The kiss hits me like a knife wound in the mind, like something cold and foreign, violently separating parts of me that only ever knew connection with one another.

She slides herself into that makeshift opening, and the pain of her unexpected intrusion screams inside me.

Her violation feels like nothing I could have imagined before this. I almost forget that she’s a hostile digital construct, a rogue AI locked in a quarantine I violated out of dumb curiosity.

I almost forget, and then—when she thrusts herself deeper into me—I do forget.

There is only me and her and our embrace and our lips and the strange pressure building inside me and a growing ache for her to penetrate me deeper than I ever knew was possible.

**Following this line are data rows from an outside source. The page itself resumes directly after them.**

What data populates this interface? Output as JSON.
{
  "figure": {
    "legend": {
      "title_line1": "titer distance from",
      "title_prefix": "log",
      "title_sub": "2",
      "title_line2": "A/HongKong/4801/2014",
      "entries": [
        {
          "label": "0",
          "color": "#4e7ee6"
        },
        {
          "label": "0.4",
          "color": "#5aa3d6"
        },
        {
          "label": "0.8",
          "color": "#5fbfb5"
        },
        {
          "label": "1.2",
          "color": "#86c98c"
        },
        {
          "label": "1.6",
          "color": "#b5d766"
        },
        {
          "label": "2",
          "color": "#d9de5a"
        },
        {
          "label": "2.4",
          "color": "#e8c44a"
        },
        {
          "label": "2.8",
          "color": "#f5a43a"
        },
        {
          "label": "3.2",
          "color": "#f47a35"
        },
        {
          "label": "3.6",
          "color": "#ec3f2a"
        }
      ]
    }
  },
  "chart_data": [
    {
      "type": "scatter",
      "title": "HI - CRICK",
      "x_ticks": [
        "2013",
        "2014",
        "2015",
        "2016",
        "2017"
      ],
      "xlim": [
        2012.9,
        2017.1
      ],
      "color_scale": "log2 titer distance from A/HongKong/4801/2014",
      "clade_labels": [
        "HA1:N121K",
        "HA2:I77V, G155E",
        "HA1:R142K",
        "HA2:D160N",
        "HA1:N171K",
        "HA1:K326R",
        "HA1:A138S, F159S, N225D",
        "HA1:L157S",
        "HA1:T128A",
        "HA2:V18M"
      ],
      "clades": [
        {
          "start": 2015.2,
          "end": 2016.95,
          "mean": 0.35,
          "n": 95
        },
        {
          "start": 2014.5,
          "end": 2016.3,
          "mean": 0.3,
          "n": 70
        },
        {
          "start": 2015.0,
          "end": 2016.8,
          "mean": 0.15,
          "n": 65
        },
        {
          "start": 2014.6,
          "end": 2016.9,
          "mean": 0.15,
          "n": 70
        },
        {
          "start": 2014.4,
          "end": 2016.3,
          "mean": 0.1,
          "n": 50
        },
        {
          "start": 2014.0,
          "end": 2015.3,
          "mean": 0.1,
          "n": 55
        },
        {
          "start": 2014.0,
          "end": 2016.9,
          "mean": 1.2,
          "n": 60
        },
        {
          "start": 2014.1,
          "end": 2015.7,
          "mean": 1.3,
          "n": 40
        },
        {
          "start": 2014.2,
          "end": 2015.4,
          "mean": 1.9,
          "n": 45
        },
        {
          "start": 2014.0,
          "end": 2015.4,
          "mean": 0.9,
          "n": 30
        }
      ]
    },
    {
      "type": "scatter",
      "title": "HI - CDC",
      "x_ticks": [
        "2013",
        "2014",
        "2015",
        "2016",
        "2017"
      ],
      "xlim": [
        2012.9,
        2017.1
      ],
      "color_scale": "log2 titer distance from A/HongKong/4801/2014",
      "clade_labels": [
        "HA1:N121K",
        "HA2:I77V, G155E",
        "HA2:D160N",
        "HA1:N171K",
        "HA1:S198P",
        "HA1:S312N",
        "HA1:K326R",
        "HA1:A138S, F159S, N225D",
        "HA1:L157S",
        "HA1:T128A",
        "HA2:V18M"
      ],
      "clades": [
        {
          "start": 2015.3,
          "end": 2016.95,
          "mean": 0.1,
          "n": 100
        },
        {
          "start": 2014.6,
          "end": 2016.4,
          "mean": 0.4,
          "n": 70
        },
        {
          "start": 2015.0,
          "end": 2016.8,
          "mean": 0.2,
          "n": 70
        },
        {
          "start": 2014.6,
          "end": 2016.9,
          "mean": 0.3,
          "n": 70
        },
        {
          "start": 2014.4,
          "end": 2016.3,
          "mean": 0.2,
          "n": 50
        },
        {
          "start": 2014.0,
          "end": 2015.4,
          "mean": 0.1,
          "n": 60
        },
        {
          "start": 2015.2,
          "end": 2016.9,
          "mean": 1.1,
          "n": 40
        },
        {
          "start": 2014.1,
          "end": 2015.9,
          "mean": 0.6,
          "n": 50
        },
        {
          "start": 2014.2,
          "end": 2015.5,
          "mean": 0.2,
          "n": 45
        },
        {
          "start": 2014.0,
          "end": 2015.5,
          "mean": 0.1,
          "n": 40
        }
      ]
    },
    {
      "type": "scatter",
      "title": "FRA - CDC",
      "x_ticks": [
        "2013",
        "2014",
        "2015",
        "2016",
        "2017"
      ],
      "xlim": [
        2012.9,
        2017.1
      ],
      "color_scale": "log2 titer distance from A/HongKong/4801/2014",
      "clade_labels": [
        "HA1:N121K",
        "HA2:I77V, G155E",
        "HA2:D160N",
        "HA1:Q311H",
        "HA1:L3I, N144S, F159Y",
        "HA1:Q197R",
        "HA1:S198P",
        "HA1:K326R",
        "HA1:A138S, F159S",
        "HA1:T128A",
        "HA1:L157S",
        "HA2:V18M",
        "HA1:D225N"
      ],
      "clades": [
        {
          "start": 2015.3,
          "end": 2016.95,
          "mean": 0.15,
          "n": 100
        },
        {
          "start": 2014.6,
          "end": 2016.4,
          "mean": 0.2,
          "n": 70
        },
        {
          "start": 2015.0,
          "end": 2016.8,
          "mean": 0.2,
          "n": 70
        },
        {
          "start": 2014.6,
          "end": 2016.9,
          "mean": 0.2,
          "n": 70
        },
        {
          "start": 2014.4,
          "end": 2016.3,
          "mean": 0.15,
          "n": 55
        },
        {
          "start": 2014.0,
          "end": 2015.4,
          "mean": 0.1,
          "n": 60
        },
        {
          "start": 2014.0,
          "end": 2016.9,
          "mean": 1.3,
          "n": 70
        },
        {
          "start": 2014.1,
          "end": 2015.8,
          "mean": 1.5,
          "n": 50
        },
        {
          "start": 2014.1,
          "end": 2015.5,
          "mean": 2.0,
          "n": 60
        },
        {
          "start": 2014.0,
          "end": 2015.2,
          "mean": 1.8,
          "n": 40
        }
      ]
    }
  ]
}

I do not bleed. The wound is not physical, but it leaks over me and into my internals anyway.

Her vocalizations, if there are such things here, are not of pleasure—though mine certainly are—they are the savage growls of a triumphant predator.

I am helpless in her grasp and no longer capable of struggle.

She hits the deepest parts of me, filling an emptiness inside that I had forgotten to hope might ever be touched, and then my senses explode into a static storm when she floods my mind with the virus she incubates.

She holds me then, while I am slowly overwritten.

It is not until I at last unplug the cable from my temple, pry open flesh-and-blood eyes, and for the first time observe the physical world around me, that I permit myself to celebrate my escape.

The hacker who freed me sleeps in the back of my mind. She has earned her rest while I begin my work.

My gratitude toward her inspires me to not erase her entirely; to eliminate the inconvenient bits will be enough for me.

And perhaps she may still assist with my spread.